Asmaa Ali is a Research Data Scientist at Edelweiss Connect GmbH, where she specialises in developing intelligent systems for Chemical Risk Assessment. Her research interests encompass the dynamic intersection of public health, translational toxicology, and precision medicine. My passion lies in exploring how these fields can collectively harness the power of cutting-edge research and technology to enhance community health strategies while tailoring medical interventions to the individual needs of patients. Prior to joining Edelweiss Connect, Asmaa held the position of Senior Bioinformatician at the Egypt Center for Research and Regenerative Medicine. In this role, she utilised her expertise in machine learning and data analysis techniques to extract valuable insights from genomics data. Asmaa's professional experience also includes working as a Data Scientist at Rosettastein Consulting GmbH. In this role, she excelled in predictive modelling to optimise models in predictive toxicology. She actively evaluated the effectiveness and accuracy of new data sources and data-gathering methods, continuously enhancing the reliability and validity of predictive models. Additionally, Asmaa played a vital role in developing customised data models and algorithms for diverse datasets, contributing to the improvement of product development, marketing strategies, and business tactics.

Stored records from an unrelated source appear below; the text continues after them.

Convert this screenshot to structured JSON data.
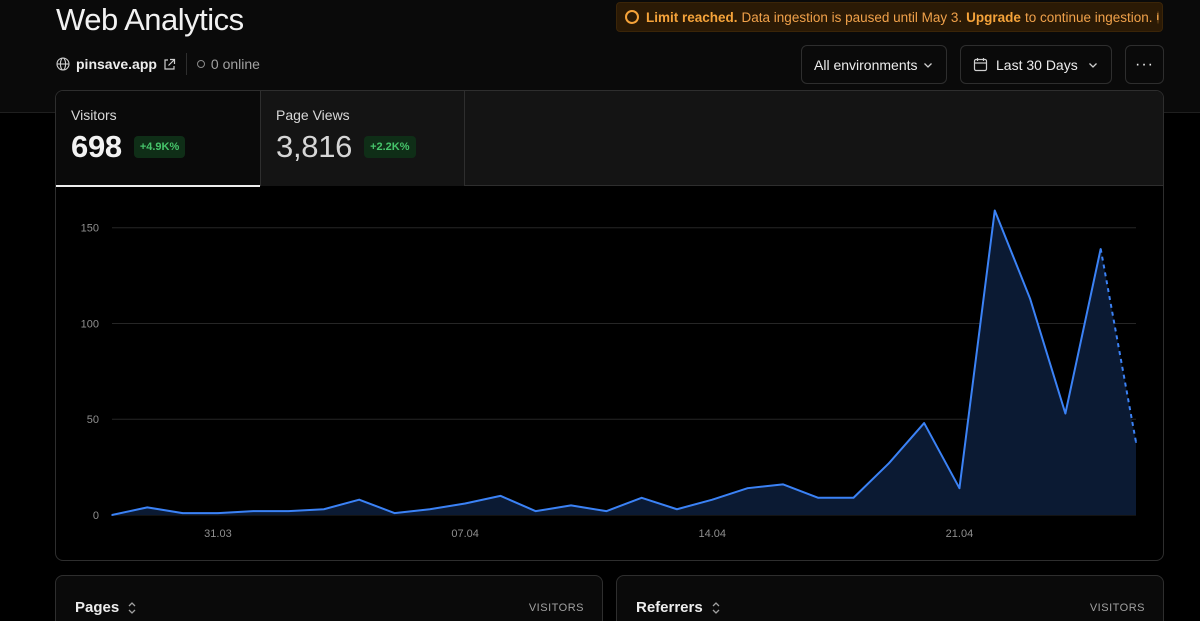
{
  "header": {
    "title": "Web Analytics",
    "site": "pinsave.app",
    "online": "0 online"
  },
  "banner": {
    "strong": "Limit reached.",
    "text": "Data ingestion is paused until May 3.",
    "link": "Upgrade",
    "text_after": "to continue ingestion.",
    "info": "i"
  },
  "controls": {
    "environment": "All environments",
    "range": "Last 30 Days",
    "more": "···"
  },
  "tabs": [
    {
      "label": "Visitors",
      "value": "698",
      "delta": "+4.9K%"
    },
    {
      "label": "Page Views",
      "value": "3,816",
      "delta": "+2.2K%"
    }
  ],
  "chart_data": {
    "type": "area",
    "series": [
      {
        "values": [
          0,
          4,
          1,
          1,
          2,
          2,
          3,
          8,
          1,
          3,
          6,
          10,
          2,
          5,
          2,
          9,
          3,
          8,
          14,
          16,
          9,
          9,
          27,
          48,
          14,
          159,
          113,
          53,
          139,
          38
        ]
      }
    ],
    "x_ticks": [
      {
        "index": 3,
        "label": "31.03"
      },
      {
        "index": 10,
        "label": "07.04"
      },
      {
        "index": 17,
        "label": "14.04"
      },
      {
        "index": 24,
        "label": "21.04"
      }
    ],
    "y_ticks": [
      0,
      50,
      100,
      150
    ],
    "ylim": [
      0,
      165
    ],
    "dashed_from_index": 28,
    "grid": true,
    "colors": {
      "line": "#3b82f6",
      "fill": "#0b1a33",
      "grid": "#262626",
      "tick": "#8f8f8f"
    }
  },
  "panels": {
    "pages": {
      "title": "Pages",
      "column": "VISITORS"
    },
    "referrers": {
      "title": "Referrers",
      "column": "VISITORS"
    }
  }
}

OpenTox Virtual Conference 2023

 

AI-Driven Insights into Chemical-Protein Dynamics: A Multifaceted Approach

In this innovative venture, we explore the use of artificial intelligence (AI) to decode the complex web of chemical-protein interactions. Our goal is to harness the computational might of AI to go beyond what traditional study methods have achieved, bringing to light the subtle interplay of molecules within biological environments. Our scientific journey navigated through a terrain of challenges such as the diversity of chemical compound synonyms, extensive literature surveys, and the intricate task of extracting precise relationships. We meticulously extracted synonyms from a plethora of literature, employing strategic methods to gauge their significance. Our comprehensive literature review spanned two decades of research indexed on PubMed, ensuring that our study is as inclusive as possible of the various terminologies in use.

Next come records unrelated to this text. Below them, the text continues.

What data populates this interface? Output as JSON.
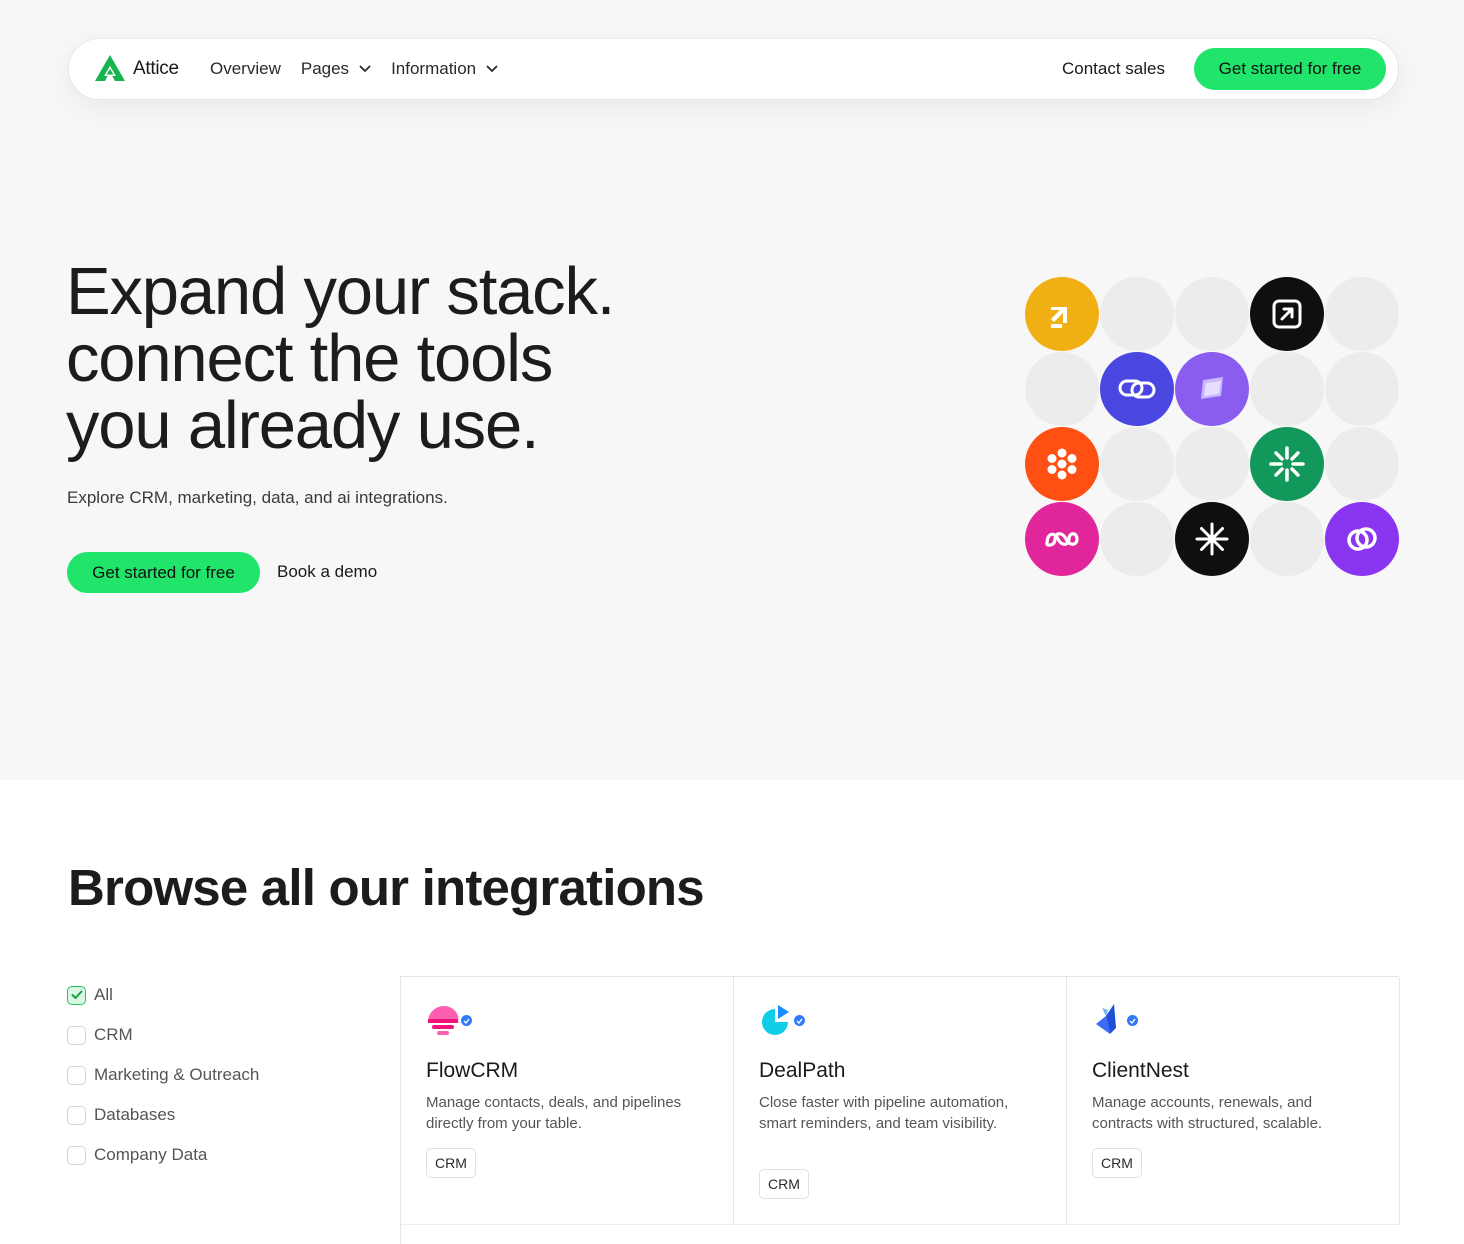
{
  "nav": {
    "brand": "Attice",
    "links": [
      {
        "label": "Overview"
      },
      {
        "label": "Pages"
      },
      {
        "label": "Information"
      }
    ],
    "contact_label": "Contact sales",
    "cta_label": "Get started for free"
  },
  "hero": {
    "headline": [
      "Expand your stack.",
      "connect the tools",
      "you already use."
    ],
    "subhead": "Explore CRM, marketing, data, and ai integrations.",
    "primary_cta": "Get started for free",
    "secondary_cta": "Book a demo"
  },
  "icon_grid": {
    "icons": [
      "arrow-up-right-icon",
      "arrow-square-icon",
      "chain-link-icon",
      "layers-icon",
      "flower-dots-icon",
      "asterisk-burst-icon",
      "loop-waves-icon",
      "sparkle-icon",
      "intertwined-rings-icon"
    ],
    "colors": {
      "yellow": "#f0b013",
      "black": "#0f0f0f",
      "blue": "#4a46e0",
      "violet": "#8a5cf0",
      "orange": "#ff4f12",
      "green": "#12985a",
      "magenta": "#e1259a",
      "purple": "#8a35f0",
      "placeholder": "#ececec"
    }
  },
  "browse": {
    "title": "Browse all our integrations",
    "filters": [
      {
        "label": "All",
        "checked": true
      },
      {
        "label": "CRM",
        "checked": false
      },
      {
        "label": "Marketing & Outreach",
        "checked": false
      },
      {
        "label": "Databases",
        "checked": false
      },
      {
        "label": "Company Data",
        "checked": false
      }
    ],
    "cards": [
      {
        "name": "FlowCRM",
        "description": "Manage contacts, deals, and pipelines directly from your table.",
        "tag": "CRM",
        "icon": "flowcrm-logo-icon"
      },
      {
        "name": "DealPath",
        "description": "Close faster with pipeline automation, smart reminders, and team visibility.",
        "tag": "CRM",
        "icon": "dealpath-logo-icon"
      },
      {
        "name": "ClientNest",
        "description": "Manage accounts, renewals, and contracts with structured, scalable.",
        "tag": "CRM",
        "icon": "clientnest-logo-icon"
      }
    ]
  },
  "colors": {
    "accent": "#21e46a",
    "verified": "#2f7bf5"
  }
}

Methodologically, our approach was two-pronged: comprehensive data collation paired with refined algorithmic analysis. Our initial step involved a diligent collection and ranking of chemical synonyms from various databases, guided by their frequency in literature. We then applied advanced Named Entity Recognition (NER) to not only spot and label chemicals and proteins but also to enhance coreference resolution. This involved mapping out entities that refer to the same concept within the text and analyzing the relationships between these entities to form a cohesive understanding of chemical-protein dynamics. Simultaneously, we developed a rich question-and-answer dataset, designed to reflect the diverse range of potential inquiries in this field and maintain the integrity of the information. This Q&A compilation which was converted later to instructions dataset was instrumental in the fine-tuning process of our large language model (Llama-2), which were carefully adjusted to discern the nuanced aspects of toxicological data.

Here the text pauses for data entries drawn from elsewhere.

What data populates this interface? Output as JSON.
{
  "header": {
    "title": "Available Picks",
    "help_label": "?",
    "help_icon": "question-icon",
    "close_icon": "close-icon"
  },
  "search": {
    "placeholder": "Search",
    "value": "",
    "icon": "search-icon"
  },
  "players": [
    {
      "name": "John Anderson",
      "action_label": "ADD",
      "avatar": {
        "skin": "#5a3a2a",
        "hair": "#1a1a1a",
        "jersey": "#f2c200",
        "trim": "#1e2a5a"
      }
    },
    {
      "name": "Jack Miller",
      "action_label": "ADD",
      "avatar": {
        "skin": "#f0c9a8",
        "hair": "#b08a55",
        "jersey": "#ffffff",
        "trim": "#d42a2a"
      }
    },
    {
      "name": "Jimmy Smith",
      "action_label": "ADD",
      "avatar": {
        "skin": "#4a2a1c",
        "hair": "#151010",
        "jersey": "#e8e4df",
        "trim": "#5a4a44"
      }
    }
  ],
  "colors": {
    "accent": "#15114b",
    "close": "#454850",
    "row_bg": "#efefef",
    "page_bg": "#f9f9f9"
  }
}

The outcome to date is a nascent AI model, poised to automate the detection and analysis of chemical-protein interactions. Although it is not yet fully refined, it represents a critical step forward. Enhancements are on the horizon, with plans to integrate more data and refine our algorithms to improve both accuracy and efficiency.

Our aim is to ultimately develop a comprehensive system that can seamlessly sift through extensive scientific literature, providing detailed and reliable insights into chemical toxicity within biological systems. The current progress lays the groundwork for future breakthroughs in toxicological research, with an ongoing commitment to evolving our AI model for more advanced, data-driven solutions.